I grew up in a home by the railroad tracks. We fed all the bums during the Depression and had a heart for the poor. Our mom baked 18 loaves of bread at a time. We always had bread and eggs. We don’t see bums anymore, but maybe that time will come back.
I’m thankful I grew up in a home where we always helped others. We never made anything of it. I never knew we were poor. There was always food on the table. I never had anything to compare it to, so I never knew the difference. As long as we had potatoes, I never complained. My nickname was “potato eater.” I still love them. And we always had lots of conversation at the table. It was an educational time.
We always had music and dancing in our house. We started out with a victrola, then a radio, and finally TV. I bet a lot of young people don’t know what a victrola was. It was before radio and we had to wind it up to get music. You missed it all!
Why do I tell you these things? The old folks will remember and reminisce. The younger people need a history lesson. I tell you because I love our history. It made us who we are today. I wouldn’t change our history for all the tea in China. When I think of the courage my parents had to leave their country with five young children and come to a place where they didn’t know the language no job that took guts! Of course their ace in the hole was the John Joy family including my father’s sister, Rose, who sponsored them.
Some people criticize me when I tell this story while others tell me they love these stories I tell. That’s OK either way. But I tell them because they give me joy. I always judge a story by the distance people have come and I’m not talking about the crossing of the ocean. I’m talking about what they did with their lives. Each of them did well. I’ll give you a rundown. For those of you who enjoy going to the Beaver Club, my father got the liquor license. He borrowed $200 at the bank and put the license in my brother-in-law’s name (Charlie Jeffrey.)

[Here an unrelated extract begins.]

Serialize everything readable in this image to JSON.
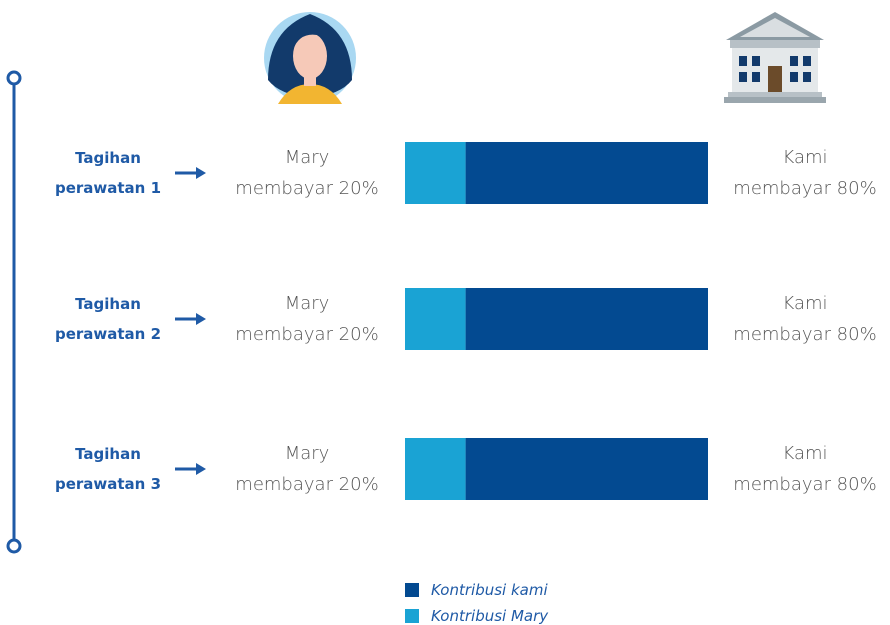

The other day someone asked me where the name “Beaver Club” came from. Here’s the story. The clerk asked for the name of the club, so Charlie asked my father what kind of a club it was, and my father said, “a bevari” which means to drink, a social club. The clerk heard beaver and named it that.
My mother was everything! The best! And a great storyteller.
My sister Louise Jeffrey taught citizenship classes.
My brother Russell (Roddy) was one of the three men who started the union at the steel plant.
My sister Rose owned Ricky’s Boutique.
My brother Tony was a principal at East Islip.
My sister Jo went to Comptometer (a mechanical calculator) School and worked in the Fredonia High School and the College. She was so good with kids. A lot of them still call her “ma.”
And I write.
Two of our sisters died. The first Rose died at the age of 4. Ten days later, my mother had another baby, and they named her Rose. My sister Grace, who wrote poetry, died at the age of 19. Jo and I were born in Fredonia.
So you see we were very visible. I hope our story will be encouraging to other immigrant families.
If you work hard, success will come!